137 S. Ct. 2003, 2006 (2017) (per curiam) (citation omitted). In order to hold federal officials liable under Bivens, a plaintiff must show “(1) that a person acting under color of state law committed the conduct at issue, and (2) that the conduct deprived the claimant of some right, privilege, or immunity protected by the constitution or the laws of the United States.” Beltran v. United States, No. 3:15-CV-00785-SI, 2015 WL 7722414, at *3 (D. Or. Nov. 30, 2015) (citing Leer v. Murphy, 844 F.2d 628, 632 (9th Cir. 1988). Within the meaning of Bivens, a person deprives another of a constitutional right “if he does an affirmative act, participates in another’s affirmative acts, or omits to perform an act which he is legally required to do that causes the deprivation of which [the plaintiff complains].” Id. (citing Leer, 844 F.2d at 633).

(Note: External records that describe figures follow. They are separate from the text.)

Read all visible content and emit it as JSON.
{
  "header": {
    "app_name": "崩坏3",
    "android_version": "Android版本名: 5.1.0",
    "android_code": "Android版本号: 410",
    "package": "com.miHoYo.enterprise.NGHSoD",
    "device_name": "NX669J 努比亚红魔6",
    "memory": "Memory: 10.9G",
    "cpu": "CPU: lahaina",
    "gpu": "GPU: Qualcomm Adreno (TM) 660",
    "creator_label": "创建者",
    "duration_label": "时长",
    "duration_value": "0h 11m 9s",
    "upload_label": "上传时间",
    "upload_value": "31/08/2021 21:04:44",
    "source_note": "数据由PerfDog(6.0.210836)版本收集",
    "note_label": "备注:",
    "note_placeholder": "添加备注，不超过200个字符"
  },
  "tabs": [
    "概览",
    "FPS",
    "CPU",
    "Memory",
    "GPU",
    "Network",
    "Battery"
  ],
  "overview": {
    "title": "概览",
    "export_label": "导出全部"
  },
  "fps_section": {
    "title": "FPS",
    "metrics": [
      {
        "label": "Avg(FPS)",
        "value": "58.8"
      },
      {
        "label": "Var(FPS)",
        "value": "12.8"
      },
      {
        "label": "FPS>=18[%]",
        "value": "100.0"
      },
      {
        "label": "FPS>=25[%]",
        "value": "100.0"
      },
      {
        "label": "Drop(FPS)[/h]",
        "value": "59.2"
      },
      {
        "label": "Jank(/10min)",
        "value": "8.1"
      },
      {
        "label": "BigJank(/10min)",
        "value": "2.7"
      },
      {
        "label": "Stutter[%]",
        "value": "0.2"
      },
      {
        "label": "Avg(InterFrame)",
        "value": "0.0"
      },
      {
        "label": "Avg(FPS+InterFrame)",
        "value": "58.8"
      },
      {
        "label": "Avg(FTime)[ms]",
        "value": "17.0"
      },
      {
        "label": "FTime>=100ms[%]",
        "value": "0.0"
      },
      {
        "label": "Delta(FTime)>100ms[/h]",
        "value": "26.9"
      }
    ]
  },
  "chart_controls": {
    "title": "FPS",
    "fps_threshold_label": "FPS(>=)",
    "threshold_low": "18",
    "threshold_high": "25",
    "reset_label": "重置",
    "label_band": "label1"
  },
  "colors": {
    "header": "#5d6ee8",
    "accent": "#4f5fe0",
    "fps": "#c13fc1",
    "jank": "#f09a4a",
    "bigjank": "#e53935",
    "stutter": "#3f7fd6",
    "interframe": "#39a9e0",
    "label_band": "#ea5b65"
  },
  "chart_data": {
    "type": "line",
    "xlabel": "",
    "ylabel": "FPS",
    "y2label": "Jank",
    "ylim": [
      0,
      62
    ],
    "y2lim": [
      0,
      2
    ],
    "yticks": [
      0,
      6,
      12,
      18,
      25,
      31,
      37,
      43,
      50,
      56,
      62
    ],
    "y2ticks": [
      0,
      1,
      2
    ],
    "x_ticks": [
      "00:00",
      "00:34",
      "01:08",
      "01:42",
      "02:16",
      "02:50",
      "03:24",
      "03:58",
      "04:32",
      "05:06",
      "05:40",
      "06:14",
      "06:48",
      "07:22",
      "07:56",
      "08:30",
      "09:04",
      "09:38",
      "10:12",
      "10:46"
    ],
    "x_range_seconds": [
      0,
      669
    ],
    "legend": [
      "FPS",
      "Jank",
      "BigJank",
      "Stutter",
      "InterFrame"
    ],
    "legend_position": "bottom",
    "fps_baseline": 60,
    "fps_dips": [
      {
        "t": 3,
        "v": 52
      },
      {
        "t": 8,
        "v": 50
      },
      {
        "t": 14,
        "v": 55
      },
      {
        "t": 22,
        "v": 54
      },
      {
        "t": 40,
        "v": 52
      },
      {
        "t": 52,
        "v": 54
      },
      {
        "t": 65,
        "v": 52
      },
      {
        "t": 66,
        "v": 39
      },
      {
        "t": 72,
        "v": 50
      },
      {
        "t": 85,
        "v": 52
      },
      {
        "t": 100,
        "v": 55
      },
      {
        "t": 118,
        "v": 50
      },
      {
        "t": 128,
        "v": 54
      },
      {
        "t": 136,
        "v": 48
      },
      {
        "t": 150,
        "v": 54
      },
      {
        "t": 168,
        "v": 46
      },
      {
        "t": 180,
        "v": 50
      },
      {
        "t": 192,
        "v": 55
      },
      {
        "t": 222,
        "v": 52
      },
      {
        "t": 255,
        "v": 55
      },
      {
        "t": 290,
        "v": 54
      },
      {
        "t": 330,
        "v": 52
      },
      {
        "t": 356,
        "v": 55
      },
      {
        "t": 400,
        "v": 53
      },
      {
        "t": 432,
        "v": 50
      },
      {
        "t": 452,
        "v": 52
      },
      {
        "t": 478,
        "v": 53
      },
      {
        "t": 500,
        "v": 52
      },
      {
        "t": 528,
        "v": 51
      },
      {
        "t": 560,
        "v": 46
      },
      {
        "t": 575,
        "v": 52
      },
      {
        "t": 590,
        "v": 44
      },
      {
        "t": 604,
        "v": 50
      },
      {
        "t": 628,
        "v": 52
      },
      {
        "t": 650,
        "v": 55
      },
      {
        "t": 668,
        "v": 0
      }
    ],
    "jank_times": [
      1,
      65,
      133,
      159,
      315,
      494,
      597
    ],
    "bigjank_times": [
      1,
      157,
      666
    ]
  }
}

As alleged, Plaintiff’s Second Amended Complaint is subject to dismissal for failure to state a claim for several reasons. First, Plaintiff fails to make any allegations against Defendants Warden Jacquez, Assistant Warden Bills and Correctional Officer Coyle. Second, he raises several claims that are not recognized as Bivens actions. 2d. Am. Compl. (ECF 16) at 11-12, 15, 17, 19, 21. Plaintiff was previously advised, the Supreme Court has recognized Bivens actions in only three contexts: under the Eighth Amendment for providing inadequate medical treatment to a federal prisoner, under the Fifth Amendment for gender discrimination in federal employment, and under the Fourth Amendment for unlawful searches and seizures. Order to Dismiss dated Apr. 17, 2024 (ECF 11) at 5 (citing Carlson v. Green, 446 U.S. 14, 18 (1980); Davis v. Passman, 442 US. 228 (1979); Bivens, 403 U.S. at 394-97).